A major trisomy was detected in 26 male fetuses (5.7%): 18 cases of trisomy 21, 2 cases of trisomy 18, and 6 cases of trisomy 13. Nine female fetuses had a trisomy (4.2%): 6 cases of trisomy 21 and 3 cases of trisomy 13. There was no significant difference in the overall prevalence of major trisomies between male and female fetuses with pyelectasis (P = .14). Among the fetuses with isolated pyelectasis, 3 male fetuses (1.4%) and none of the female fetuses (0%) had a major trisomy (P = .25). In the subgroup of fetuses with nonisolated pyelectasis, 23 male fetuses (9.7%) and 9 female fetuses (7.9%) had a major trisomy (P = .11). The distribution of major trisomies within the study population is presented in Table 2.

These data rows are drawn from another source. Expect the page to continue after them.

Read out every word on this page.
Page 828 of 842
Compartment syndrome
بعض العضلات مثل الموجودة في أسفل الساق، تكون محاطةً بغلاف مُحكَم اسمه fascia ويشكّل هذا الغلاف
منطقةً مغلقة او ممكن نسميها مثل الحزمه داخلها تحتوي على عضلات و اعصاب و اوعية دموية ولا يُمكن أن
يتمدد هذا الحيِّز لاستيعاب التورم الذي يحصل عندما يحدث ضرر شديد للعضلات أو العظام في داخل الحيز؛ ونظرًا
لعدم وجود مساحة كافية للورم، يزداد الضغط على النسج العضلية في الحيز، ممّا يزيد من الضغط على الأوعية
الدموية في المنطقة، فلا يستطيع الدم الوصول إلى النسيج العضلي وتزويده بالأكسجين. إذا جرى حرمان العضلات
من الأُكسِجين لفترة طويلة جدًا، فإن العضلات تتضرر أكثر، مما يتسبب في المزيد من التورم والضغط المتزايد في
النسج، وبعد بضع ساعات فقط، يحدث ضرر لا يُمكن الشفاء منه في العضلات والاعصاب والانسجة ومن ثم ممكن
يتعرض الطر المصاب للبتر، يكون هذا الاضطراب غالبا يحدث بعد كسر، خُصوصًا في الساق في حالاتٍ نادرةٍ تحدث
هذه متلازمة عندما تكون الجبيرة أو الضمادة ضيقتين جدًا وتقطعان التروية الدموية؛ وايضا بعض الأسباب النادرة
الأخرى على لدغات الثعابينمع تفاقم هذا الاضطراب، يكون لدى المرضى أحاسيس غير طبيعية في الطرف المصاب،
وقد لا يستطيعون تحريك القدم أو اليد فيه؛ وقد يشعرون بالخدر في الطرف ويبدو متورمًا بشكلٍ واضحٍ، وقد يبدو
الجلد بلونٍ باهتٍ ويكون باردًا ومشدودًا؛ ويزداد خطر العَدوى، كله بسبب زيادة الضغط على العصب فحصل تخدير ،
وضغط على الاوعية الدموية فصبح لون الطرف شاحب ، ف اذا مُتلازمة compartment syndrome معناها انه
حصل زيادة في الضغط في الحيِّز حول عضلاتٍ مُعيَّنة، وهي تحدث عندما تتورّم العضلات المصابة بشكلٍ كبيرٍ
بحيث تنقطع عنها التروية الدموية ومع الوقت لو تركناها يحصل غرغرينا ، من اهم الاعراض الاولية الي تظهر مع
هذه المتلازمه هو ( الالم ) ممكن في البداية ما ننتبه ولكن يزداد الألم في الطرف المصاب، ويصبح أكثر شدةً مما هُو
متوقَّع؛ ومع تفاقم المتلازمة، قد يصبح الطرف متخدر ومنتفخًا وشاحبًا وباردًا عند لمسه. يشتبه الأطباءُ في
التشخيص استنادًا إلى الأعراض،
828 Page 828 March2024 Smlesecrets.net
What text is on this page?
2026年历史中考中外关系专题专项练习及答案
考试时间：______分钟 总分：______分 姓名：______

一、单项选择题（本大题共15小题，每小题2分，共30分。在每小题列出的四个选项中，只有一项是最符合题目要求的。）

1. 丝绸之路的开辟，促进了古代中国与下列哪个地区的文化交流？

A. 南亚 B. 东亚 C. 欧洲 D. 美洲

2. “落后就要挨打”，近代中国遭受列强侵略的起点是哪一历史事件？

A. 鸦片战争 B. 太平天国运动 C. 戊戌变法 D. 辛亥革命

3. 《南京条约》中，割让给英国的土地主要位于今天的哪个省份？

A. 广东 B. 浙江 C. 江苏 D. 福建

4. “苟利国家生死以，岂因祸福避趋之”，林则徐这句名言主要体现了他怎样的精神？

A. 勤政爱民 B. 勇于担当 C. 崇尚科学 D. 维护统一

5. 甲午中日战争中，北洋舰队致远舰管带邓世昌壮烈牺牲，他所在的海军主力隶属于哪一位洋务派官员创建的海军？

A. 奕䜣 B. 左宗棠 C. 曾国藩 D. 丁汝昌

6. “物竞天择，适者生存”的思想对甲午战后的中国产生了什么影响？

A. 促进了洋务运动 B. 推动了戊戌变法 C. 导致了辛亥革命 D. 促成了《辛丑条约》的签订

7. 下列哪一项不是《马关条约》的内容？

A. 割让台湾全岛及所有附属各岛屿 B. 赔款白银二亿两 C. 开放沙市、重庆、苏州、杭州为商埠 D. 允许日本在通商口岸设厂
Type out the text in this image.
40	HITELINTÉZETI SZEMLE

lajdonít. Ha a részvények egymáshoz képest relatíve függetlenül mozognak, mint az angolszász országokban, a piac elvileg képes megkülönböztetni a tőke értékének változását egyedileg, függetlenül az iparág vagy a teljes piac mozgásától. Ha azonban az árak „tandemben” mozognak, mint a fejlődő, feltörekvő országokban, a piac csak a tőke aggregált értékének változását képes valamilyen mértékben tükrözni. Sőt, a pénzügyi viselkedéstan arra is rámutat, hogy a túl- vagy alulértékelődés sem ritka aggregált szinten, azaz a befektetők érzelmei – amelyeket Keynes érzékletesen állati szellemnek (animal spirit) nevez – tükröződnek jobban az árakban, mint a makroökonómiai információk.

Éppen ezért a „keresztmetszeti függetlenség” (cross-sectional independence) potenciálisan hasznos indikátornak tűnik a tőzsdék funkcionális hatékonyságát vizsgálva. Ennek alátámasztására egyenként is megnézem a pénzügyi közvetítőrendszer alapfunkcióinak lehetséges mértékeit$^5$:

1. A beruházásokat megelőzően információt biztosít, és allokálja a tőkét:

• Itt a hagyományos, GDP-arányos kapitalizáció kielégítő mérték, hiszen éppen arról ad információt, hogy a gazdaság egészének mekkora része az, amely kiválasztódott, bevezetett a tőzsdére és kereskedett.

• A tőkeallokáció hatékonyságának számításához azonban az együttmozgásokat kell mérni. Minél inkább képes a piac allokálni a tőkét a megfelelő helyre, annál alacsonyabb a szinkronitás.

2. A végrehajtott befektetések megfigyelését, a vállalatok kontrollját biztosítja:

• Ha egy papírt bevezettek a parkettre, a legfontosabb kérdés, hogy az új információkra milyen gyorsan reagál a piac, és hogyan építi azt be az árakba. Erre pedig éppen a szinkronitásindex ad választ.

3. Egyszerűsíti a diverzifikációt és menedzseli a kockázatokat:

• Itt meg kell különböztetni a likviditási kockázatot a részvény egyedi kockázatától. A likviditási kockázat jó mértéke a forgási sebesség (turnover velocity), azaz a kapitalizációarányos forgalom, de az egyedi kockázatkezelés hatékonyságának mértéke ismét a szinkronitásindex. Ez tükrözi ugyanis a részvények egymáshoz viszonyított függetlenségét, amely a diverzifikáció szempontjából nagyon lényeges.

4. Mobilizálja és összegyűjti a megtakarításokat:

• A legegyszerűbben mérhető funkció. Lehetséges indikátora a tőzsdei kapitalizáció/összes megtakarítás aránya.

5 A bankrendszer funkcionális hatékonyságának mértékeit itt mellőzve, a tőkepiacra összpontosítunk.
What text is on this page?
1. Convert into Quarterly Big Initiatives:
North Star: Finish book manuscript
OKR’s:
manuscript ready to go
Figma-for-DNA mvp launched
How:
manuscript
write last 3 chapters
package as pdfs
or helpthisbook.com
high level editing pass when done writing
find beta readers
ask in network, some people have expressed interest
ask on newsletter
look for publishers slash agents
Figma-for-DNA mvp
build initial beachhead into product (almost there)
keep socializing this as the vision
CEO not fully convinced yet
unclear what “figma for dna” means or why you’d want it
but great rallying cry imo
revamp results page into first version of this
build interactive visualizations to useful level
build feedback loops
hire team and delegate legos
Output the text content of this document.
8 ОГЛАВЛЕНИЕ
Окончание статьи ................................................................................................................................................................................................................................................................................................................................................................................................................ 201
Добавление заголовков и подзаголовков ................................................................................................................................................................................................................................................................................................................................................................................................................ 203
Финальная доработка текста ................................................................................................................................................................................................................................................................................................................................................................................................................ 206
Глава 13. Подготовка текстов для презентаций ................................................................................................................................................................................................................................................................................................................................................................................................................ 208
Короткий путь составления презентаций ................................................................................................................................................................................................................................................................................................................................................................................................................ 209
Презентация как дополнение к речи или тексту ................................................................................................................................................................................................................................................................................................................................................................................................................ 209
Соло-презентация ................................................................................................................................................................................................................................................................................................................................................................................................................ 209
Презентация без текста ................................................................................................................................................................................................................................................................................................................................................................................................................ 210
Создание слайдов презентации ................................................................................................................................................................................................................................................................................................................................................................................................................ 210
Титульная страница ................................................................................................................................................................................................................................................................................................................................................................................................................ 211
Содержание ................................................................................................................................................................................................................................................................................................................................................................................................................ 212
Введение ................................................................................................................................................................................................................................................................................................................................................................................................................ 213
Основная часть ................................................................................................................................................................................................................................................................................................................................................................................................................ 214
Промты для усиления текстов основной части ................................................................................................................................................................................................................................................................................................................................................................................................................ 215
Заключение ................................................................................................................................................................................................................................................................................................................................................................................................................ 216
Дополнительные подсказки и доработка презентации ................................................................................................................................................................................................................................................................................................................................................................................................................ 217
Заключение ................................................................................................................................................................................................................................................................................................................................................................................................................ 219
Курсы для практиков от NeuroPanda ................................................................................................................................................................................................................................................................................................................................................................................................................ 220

The male-to-female ratio of 2.14:1 in our population is similar to the ratio previously reported by other investigators.4,8,10 In addition, our results indicate that the association between pyelectasis and major trisomies is unlikely to be gender dependent.
Benacerraf and associates5 were the first to investigate gender-specific ultrasonographic markers in fetuses with trisomy 21. Their study population included only 15 fetuses with pyelectasis. They did not find a significant difference in the prevalence of pyelectasis between male and female fetuses. Hence, they concluded that “criteria for evaluation of ultrasonographic markers for the identification of second-trimester fetuses with Down syndrome should be the same in male and female fetuses.” Our results, based on a much larger study population, support Benacerraf’s conclusions. Recently, Wax et al10 conducted a study to determine the association of ultrasonographic markers with fetal gender. Pyelectasis was the only marker to demonstrate a male predominance. Their study population included only 3 fetuses with a major trisomy complicated with pyelectasis. The hypothesis that pyelectasis carries a higher aneuploidy risk in female fetuses could not be properly assessed, because the number of cases of pyelectasis and aneuploidy was too small.
Our study differs from several previous studies that evaluated the effect of gender on the risk of aneuploidy in fetuses with pyelectasis. In previous studies a karyotype analysis was not routinely performed, and chromosomal abnormalities were largely derived from pediatric reports. In contrast, we used a well-documented, large database of 760,495 amniocentesis specimens. In addition, our determination of fetal gender is based on the amniocentesis data, whereas other studies relied on less accurate information such as prenatal ultrasonographic evaluation or retrospective, postpartum data collection.
Similar to most previous studies on this topic, our study has limitations that are mainly the result of its retrospective design. The study population is based on fetuses with an ultrasonographic diagnosis of pyelectasis who underwent amniocentesis. The initial ultrasonographic evaluation that detected pyelectasis was performed by multiple providers in multiple centers. However, fetal pyelectasis is the most common anomaly identified on prenatal ultrasonography, which makes its detection and assessment relatively simple. In addition, despite the relatively large study population (N = 671), a power analysis indicates that a study population of at least 18,760 fetuses would be necessary to draw a definitive conclusion regarding the effect of fetal gender in fetuses with pyelectasis on the risk of major trisomies.
In summary, we believe that it is reasonable to assume that the prevalence of trisomy 13, 18, or 21 among fetuses with pyelectasis is unlikely to be dependent on fetal gender. Therefore, we suggest that counseling patients with regard to the genetic implications of fetal pyelectasis should be gender independent.